Вечер пьянит, сводит с ума своим жаром, опаляет учащенным дыханием.
Впервые за долгое время отпускаю себя, снова чувствую свободу. Столько времени заперта была, не чувствуя ни души своей, ни тепла.
Едва он открывает мне дверь – подхожу к мужчине, обвиваю его шею, и тянусь за поцелуем. Ну же, не будь таким деревянным, помоги мне не думать… ты нужен мне сейчас! Нужен!
Включается в игру. Пинает ногой дверь, прижимает меня к стене, и целует упоительно жарко. Странно мы выглядим со стороны: я в длинном пуховике, шарфе и шапке, а он — в футболке и джинсах.
— Детка, ты сегодня такая горячая, — шепчет мне на ухо мужчина, на миг прервав поцелуй, но затем он снова возвращается к моим губам, и целует жестко – так, как мне и надо сейчас. Поглощает меня, подчиняя себе, и помогая справиться с самой собой.
Руки дрожат, пока я пытаюсь стянуть с него футболку, чуть прилипшую к разгоряченному телу, но мужчина хватает меня за запястья, и смотрит странно.
— Что, уже не хочешь? – задыхаюсь я. – Столько намекал на это... или хочешь помучить меня?
— Шутница… подожди, — жарко шепчет Руслан, обхватив меня еще крепче, и протягивает мне синюю коробочку, которую вытащил из кармана. – Примешь?

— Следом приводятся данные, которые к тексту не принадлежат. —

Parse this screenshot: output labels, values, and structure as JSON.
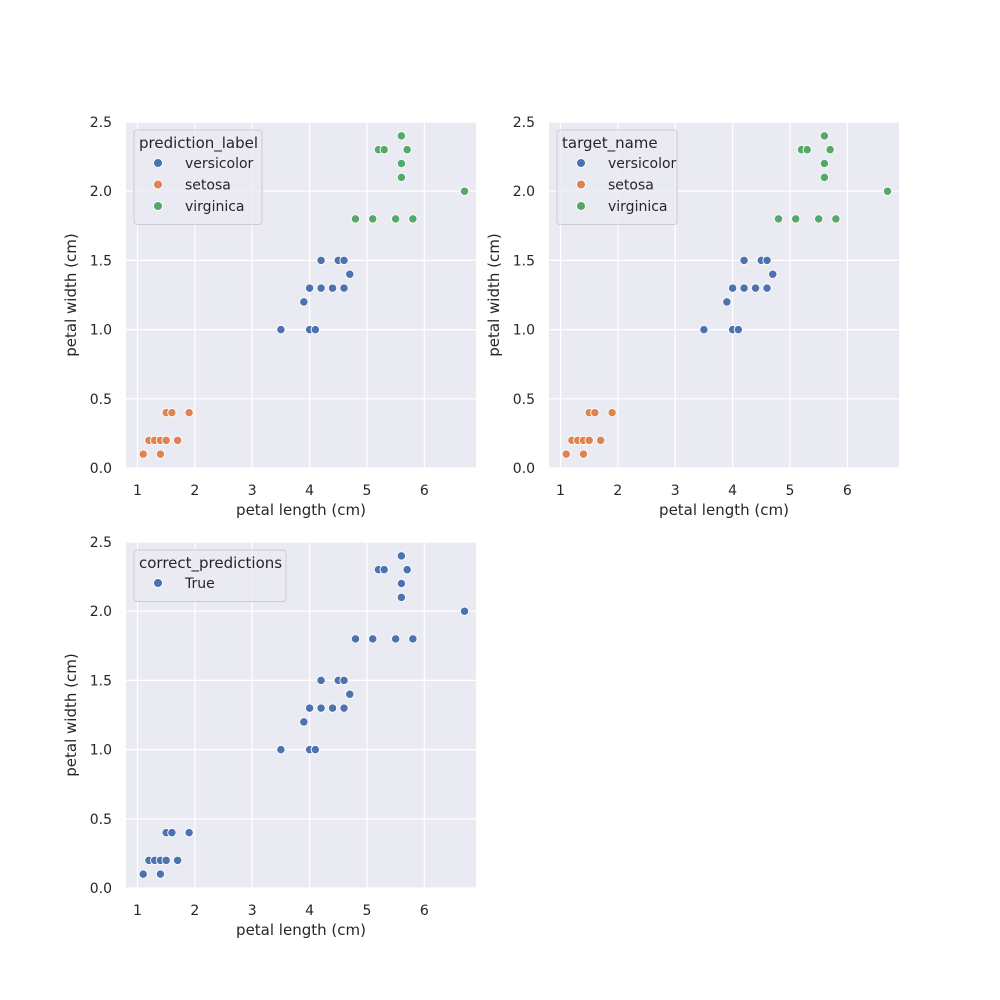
{
  "figure": {
    "background": "#ffffff"
  },
  "style": {
    "plot_bg": "#eaeaf2",
    "grid_color": "#ffffff",
    "point_edge": "#ffffff",
    "legend_bg": "#eaeaf2",
    "legend_border": "#cccccc"
  },
  "chart_data": [
    {
      "type": "scatter",
      "panel": "top-left",
      "xlabel": "petal length (cm)",
      "ylabel": "petal width (cm)",
      "xlim": [
        0.8,
        6.9
      ],
      "ylim": [
        0.0,
        2.5
      ],
      "xticks": [
        "1",
        "2",
        "3",
        "4",
        "5",
        "6"
      ],
      "yticks": [
        "0.0",
        "0.5",
        "1.0",
        "1.5",
        "2.0",
        "2.5"
      ],
      "grid": true,
      "legend": {
        "title": "prediction_label",
        "placement": "top-left",
        "entries": [
          {
            "label": "versicolor",
            "color": "#4c72b0"
          },
          {
            "label": "setosa",
            "color": "#dd8452"
          },
          {
            "label": "virginica",
            "color": "#55a868"
          }
        ]
      },
      "series": [
        {
          "name": "versicolor",
          "color": "#4c72b0",
          "points": [
            [
              3.5,
              1.0
            ],
            [
              3.9,
              1.2
            ],
            [
              4.0,
              1.0
            ],
            [
              4.1,
              1.0
            ],
            [
              4.0,
              1.3
            ],
            [
              4.2,
              1.3
            ],
            [
              4.4,
              1.3
            ],
            [
              4.6,
              1.3
            ],
            [
              4.2,
              1.5
            ],
            [
              4.5,
              1.5
            ],
            [
              4.6,
              1.5
            ],
            [
              4.7,
              1.4
            ]
          ]
        },
        {
          "name": "setosa",
          "color": "#dd8452",
          "points": [
            [
              1.1,
              0.1
            ],
            [
              1.4,
              0.1
            ],
            [
              1.2,
              0.2
            ],
            [
              1.3,
              0.2
            ],
            [
              1.4,
              0.2
            ],
            [
              1.5,
              0.2
            ],
            [
              1.7,
              0.2
            ],
            [
              1.5,
              0.4
            ],
            [
              1.6,
              0.4
            ],
            [
              1.9,
              0.4
            ]
          ]
        },
        {
          "name": "virginica",
          "color": "#55a868",
          "points": [
            [
              4.8,
              1.8
            ],
            [
              5.1,
              1.8
            ],
            [
              5.5,
              1.8
            ],
            [
              5.8,
              1.8
            ],
            [
              5.6,
              2.1
            ],
            [
              5.6,
              2.2
            ],
            [
              5.2,
              2.3
            ],
            [
              5.3,
              2.3
            ],
            [
              5.7,
              2.3
            ],
            [
              5.6,
              2.4
            ],
            [
              6.7,
              2.0
            ]
          ]
        }
      ]
    },
    {
      "type": "scatter",
      "panel": "top-right",
      "xlabel": "petal length (cm)",
      "ylabel": "petal width (cm)",
      "xlim": [
        0.8,
        6.9
      ],
      "ylim": [
        0.0,
        2.5
      ],
      "xticks": [
        "1",
        "2",
        "3",
        "4",
        "5",
        "6"
      ],
      "yticks": [
        "0.0",
        "0.5",
        "1.0",
        "1.5",
        "2.0",
        "2.5"
      ],
      "grid": true,
      "legend": {
        "title": "target_name",
        "placement": "top-left",
        "entries": [
          {
            "label": "versicolor",
            "color": "#4c72b0"
          },
          {
            "label": "setosa",
            "color": "#dd8452"
          },
          {
            "label": "virginica",
            "color": "#55a868"
          }
        ]
      },
      "series": [
        {
          "name": "versicolor",
          "color": "#4c72b0",
          "points": [
            [
              3.5,
              1.0
            ],
            [
              3.9,
              1.2
            ],
            [
              4.0,
              1.0
            ],
            [
              4.1,
              1.0
            ],
            [
              4.0,
              1.3
            ],
            [
              4.2,
              1.3
            ],
            [
              4.4,
              1.3
            ],
            [
              4.6,
              1.3
            ],
            [
              4.2,
              1.5
            ],
            [
              4.5,
              1.5
            ],
            [
              4.6,
              1.5
            ],
            [
              4.7,
              1.4
            ]
          ]
        },
        {
          "name": "setosa",
          "color": "#dd8452",
          "points": [
            [
              1.1,
              0.1
            ],
            [
              1.4,
              0.1
            ],
            [
              1.2,
              0.2
            ],
            [
              1.3,
              0.2
            ],
            [
              1.4,
              0.2
            ],
            [
              1.5,
              0.2
            ],
            [
              1.7,
              0.2
            ],
            [
              1.5,
              0.4
            ],
            [
              1.6,
              0.4
            ],
            [
              1.9,
              0.4
            ]
          ]
        },
        {
          "name": "virginica",
          "color": "#55a868",
          "points": [
            [
              4.8,
              1.8
            ],
            [
              5.1,
              1.8
            ],
            [
              5.5,
              1.8
            ],
            [
              5.8,
              1.8
            ],
            [
              5.6,
              2.1
            ],
            [
              5.6,
              2.2
            ],
            [
              5.2,
              2.3
            ],
            [
              5.3,
              2.3
            ],
            [
              5.7,
              2.3
            ],
            [
              5.6,
              2.4
            ],
            [
              6.7,
              2.0
            ]
          ]
        }
      ]
    },
    {
      "type": "scatter",
      "panel": "bottom-left",
      "xlabel": "petal length (cm)",
      "ylabel": "petal width (cm)",
      "xlim": [
        0.8,
        6.9
      ],
      "ylim": [
        0.0,
        2.5
      ],
      "xticks": [
        "1",
        "2",
        "3",
        "4",
        "5",
        "6"
      ],
      "yticks": [
        "0.0",
        "0.5",
        "1.0",
        "1.5",
        "2.0",
        "2.5"
      ],
      "grid": true,
      "legend": {
        "title": "correct_predictions",
        "placement": "top-left",
        "entries": [
          {
            "label": "True",
            "color": "#4c72b0"
          }
        ]
      },
      "series": [
        {
          "name": "True",
          "color": "#4c72b0",
          "points": [
            [
              3.5,
              1.0
            ],
            [
              3.9,
              1.2
            ],
            [
              4.0,
              1.0
            ],
            [
              4.1,
              1.0
            ],
            [
              4.0,
              1.3
            ],
            [
              4.2,
              1.3
            ],
            [
              4.4,
              1.3
            ],
            [
              4.6,
              1.3
            ],
            [
              4.2,
              1.5
            ],
            [
              4.5,
              1.5
            ],
            [
              4.6,
              1.5
            ],
            [
              4.7,
              1.4
            ],
            [
              1.1,
              0.1
            ],
            [
              1.4,
              0.1
            ],
            [
              1.2,
              0.2
            ],
            [
              1.3,
              0.2
            ],
            [
              1.4,
              0.2
            ],
            [
              1.5,
              0.2
            ],
            [
              1.7,
              0.2
            ],
            [
              1.5,
              0.4
            ],
            [
              1.6,
              0.4
            ],
            [
              1.9,
              0.4
            ],
            [
              4.8,
              1.8
            ],
            [
              5.1,
              1.8
            ],
            [
              5.5,
              1.8
            ],
            [
              5.8,
              1.8
            ],
            [
              5.6,
              2.1
            ],
            [
              5.6,
              2.2
            ],
            [
              5.2,
              2.3
            ],
            [
              5.3,
              2.3
            ],
            [
              5.7,
              2.3
            ],
            [
              5.6,
              2.4
            ],
            [
              6.7,
              2.0
            ]
          ]
        }
      ]
    }
  ]
}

Весь мой запал растворяется в панике. Беру в руки коробочку, открываю. Там кольцо. Плохо видно, но…
— Выйдешь за меня? – чуть смущенно предлагает Рус. – Знаю, это слишком быстро, но мне кажется, что мы подходим друг другу. И мелкого твоего я могу усыновить… ты согласна?
Смотрю на мужчину, и не знаю, что ответить.
Отказать?
Согласиться?
Мы с Русланом ведь очень похожи – в этом он прав. И друг другу подходим. Уютно с ним, спокойно, но...
— Мариш, ты не согласна? Почему ты молчишь? – тревожится Руслан.
Потому что объявился Андрей.
И все испортил, как, впрочем, и всегда!
Три дня назад
— Не понимаю, — возмущается Лариса Петровна – постоянная клиентка нашего салона, — ну вот зачем дети рожают детей? Нет тебе тридцати – не рожай! Плодят нищету, а потом на наши налоги жируют! Или ноют, что продавщицами работать приходится, да парикмахершами. Учиться надо было, а не ноги раздвигать! Тупые малолетки… не понимаю!
«А я не понимаю, как можно краситься в цвет «взбесившийся баклажан», хотя на дворе уже не девяностые» — мрачно думаю я, нанося на пережженные волосы вредной клиентки смывку.
Знает ведь, что у меня маленький ребенок. И знает, сколько мне лет – видела нас с Захаром в парке. И теперь, маскируя свои оскорбления под возмущение современными нравами, пытается меня уколоть.
И ведь не пошлешь!
— Ох, Мариночка, что это я? – улыбается эта мадам. – Я не про тебя. Парикмахер – уважаемая профессия, жизненно— необходимая даже! Уверена, что ты не жалеешь, что так рано родила. Во сколько, кстати? В шестнадцать? В семнадцать?
— В двадцать один год, — отвечаю я, колдуя над волосами клиентки. – Разумеется, я не жалею.
Улыбаюсь, вспоминая сына. Такой маленький, такой любимый… даже не знала, что можно любить кого— то ТАК сильно! А ведь первые месяцы беременности я очень жалела, что не могу сделать аборт. И ждала появления ребенка на свет с ужасом, надеясь, что родится дочь.
Я знала, как поладить с девочкой. Я бы делала ей прически, наряжала в платья, а когда она повзрослела бы – мы вместе ходили бы по маникюрным салонам. Я бы помогла выбрать дочери наряд для выпускного вечера и свадебное платье. Но родилась у меня не дочь.